Despite a sales floor of only 20 square meters, the shop is well stocked with a specified range of Category 2 drugs that have few side effects, such as most cold and analgesic antipyretic drugs, and Category 3 drugs, such as vitamin supplements and health foods. Thus far, the store has been popular with businesspeople and other customers day and night. MatsumotoKiyoshi has about 3,000 registered drug sellers with qualifications based on at least a year of experience selling drugs and a test administered by a prefectural government. Drugstore operators such as MatsumotoKiyoshi can cut personnel expenses by employing these registered drug sellers rather than central government-certified pharmacists, and they consequently have spearheaded expansion into station shops and 24-hour stores.
Other major drugstores, such as Sugi Holdings Co. and Sundrug Co., have attempted to expand their chain stores as they try to keep up with the competition. Major supermarket operators have reduced the price of nonprescription drugs, taking advantage of the revised law. Daiei Inc. reduced the price for 280 nonprescription drugs by up to 55 percent for July only, but decided to continue the cuts for most pharmaceutical items until Aug. 17 after the sales volume of the drugs increased an average of 1.8-fold. Aeon Co. also reduced the price for 300 pharmaceutical items, increasing sales by 20 percent. The firm plans to open a sales floor to be operated by a registered drug seller in a small supermarket in autumn.

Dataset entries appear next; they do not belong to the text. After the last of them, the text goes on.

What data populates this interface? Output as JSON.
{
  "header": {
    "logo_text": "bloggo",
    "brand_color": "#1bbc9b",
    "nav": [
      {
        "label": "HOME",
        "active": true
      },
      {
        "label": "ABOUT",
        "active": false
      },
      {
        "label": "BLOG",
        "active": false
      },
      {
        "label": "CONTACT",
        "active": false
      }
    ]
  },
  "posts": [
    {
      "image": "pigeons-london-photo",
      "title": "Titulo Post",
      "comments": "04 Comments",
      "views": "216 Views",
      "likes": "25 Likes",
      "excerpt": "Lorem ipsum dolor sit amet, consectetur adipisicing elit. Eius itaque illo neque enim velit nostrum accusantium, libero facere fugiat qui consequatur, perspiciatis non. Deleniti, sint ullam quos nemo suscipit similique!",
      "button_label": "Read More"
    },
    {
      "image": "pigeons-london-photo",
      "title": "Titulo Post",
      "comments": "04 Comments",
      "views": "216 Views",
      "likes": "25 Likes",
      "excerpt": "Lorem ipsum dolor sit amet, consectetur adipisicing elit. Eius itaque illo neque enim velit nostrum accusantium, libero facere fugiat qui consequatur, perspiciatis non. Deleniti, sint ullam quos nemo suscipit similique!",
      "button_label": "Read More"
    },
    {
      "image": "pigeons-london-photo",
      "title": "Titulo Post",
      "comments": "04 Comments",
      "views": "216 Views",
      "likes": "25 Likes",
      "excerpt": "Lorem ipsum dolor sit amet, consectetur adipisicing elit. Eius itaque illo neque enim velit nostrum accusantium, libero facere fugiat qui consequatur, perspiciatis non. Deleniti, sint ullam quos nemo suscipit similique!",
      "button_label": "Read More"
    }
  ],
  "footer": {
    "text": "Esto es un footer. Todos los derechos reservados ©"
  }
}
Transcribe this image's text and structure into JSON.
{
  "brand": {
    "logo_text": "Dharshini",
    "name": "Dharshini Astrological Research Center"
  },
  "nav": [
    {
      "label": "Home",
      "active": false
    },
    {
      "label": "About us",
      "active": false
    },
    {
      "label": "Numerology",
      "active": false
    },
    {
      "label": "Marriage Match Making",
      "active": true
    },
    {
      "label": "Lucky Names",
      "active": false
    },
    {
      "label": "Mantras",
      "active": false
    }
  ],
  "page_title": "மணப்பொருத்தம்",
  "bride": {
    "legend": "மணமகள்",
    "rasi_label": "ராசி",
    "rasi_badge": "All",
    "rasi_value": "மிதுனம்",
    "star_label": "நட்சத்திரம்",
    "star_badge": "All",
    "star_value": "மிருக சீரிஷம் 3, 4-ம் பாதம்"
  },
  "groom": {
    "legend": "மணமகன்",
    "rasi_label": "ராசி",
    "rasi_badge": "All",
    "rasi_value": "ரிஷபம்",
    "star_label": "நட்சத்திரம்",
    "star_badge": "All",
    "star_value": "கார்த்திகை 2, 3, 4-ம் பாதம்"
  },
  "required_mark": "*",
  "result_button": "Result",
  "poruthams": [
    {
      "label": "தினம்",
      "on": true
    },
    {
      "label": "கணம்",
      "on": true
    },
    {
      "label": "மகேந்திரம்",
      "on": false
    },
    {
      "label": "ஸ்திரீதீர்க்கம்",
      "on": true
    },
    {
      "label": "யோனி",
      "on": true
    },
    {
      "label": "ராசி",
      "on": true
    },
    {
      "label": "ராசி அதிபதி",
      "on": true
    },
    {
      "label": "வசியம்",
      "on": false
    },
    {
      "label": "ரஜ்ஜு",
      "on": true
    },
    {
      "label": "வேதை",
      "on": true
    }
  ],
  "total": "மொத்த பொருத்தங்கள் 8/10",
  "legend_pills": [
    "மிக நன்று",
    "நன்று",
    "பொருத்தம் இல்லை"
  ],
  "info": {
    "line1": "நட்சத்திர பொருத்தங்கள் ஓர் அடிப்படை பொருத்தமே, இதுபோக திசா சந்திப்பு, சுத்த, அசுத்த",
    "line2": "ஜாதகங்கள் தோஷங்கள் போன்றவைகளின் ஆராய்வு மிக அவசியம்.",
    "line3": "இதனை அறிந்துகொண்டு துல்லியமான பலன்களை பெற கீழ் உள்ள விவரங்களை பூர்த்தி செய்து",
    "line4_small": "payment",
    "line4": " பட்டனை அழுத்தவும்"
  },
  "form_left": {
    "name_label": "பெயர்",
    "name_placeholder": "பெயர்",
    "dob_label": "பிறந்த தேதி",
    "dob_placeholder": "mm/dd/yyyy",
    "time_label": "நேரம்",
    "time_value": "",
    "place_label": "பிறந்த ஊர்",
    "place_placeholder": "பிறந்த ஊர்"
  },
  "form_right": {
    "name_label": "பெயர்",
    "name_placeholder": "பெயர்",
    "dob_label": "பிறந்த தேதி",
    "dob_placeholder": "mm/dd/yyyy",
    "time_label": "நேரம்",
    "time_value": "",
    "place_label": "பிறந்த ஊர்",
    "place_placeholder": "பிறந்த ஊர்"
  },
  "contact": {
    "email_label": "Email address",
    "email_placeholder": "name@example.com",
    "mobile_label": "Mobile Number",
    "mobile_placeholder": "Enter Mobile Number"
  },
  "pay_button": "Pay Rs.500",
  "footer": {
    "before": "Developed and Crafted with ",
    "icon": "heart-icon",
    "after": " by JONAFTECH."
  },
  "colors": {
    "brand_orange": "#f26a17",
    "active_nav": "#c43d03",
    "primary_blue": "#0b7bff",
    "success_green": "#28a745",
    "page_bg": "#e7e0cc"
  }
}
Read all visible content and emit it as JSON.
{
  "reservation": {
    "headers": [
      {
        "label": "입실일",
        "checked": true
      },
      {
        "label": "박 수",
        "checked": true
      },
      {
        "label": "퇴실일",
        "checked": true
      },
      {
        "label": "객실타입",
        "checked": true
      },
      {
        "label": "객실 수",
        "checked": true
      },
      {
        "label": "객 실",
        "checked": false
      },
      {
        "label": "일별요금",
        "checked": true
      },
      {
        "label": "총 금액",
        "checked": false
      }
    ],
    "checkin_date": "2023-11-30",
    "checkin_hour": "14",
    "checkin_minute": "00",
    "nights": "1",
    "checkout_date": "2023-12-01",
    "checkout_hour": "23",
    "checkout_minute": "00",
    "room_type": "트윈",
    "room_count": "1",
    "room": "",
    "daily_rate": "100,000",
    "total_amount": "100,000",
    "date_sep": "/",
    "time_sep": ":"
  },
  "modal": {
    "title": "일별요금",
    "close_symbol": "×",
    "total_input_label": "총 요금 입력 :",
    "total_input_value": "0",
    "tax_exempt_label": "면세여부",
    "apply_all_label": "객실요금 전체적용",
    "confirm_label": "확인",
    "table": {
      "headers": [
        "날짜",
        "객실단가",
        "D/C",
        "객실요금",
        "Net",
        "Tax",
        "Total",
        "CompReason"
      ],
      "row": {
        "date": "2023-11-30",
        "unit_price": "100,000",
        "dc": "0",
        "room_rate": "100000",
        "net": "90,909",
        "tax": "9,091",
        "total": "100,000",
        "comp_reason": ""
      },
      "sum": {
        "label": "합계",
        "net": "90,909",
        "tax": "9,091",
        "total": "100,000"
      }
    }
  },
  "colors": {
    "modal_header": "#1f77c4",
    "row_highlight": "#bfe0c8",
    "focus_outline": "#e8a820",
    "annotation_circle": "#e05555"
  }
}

Meanwhile, mail-order firms have been left behind in the competition between drugstores and supermarkets due to an ordinance issued by the Health, Labor and Welfare Ministry in accordance with the revised law to strengthen regulations on Category 1 and 2 drugs. As a provisional measure, applicable until late May 2011, mail-order firms can sell Category 2 drugs to people living on remote islands or to people who have regularly purchased the drugs from the firms However, the firms will be prohibited from selling the drugs after June 2011. A spokesman of Kenko.com, Inc., a Minato Ward, Tokyo-based firm that sells health food and drugs on the Internet, said the tightening of the regulations was crucial to the survival of the firm, which had been battered by a 62.4 percent plunge in sales of its pharmaceutical products in June compared with the previous month. Sales in July were expected to decrease by another 20 percent. Kenko.com filed a lawsuit in May with the Tokyo District Court against the central government seeking to nullify the ministry's ordinance prohibiting the sales of nonprescription drugs via the Internet. The firm claimed the ordinance was unreasonable.
Lawson Inc. and Matsumotokiyoshi Holdings Co. plan to open outlets combining their convenience store and drugstore formats, Nikkei English News said, without citing anyone. The Japanese companies will announce their planned alliance as early as today and open stores from next spring, the report said. The outlets will sell cosmetics and over-the-counter drugs as well as food and beverages, the report said. The companies will also supply each other with products and ally to develop private-brand drugs, the Nikkei said.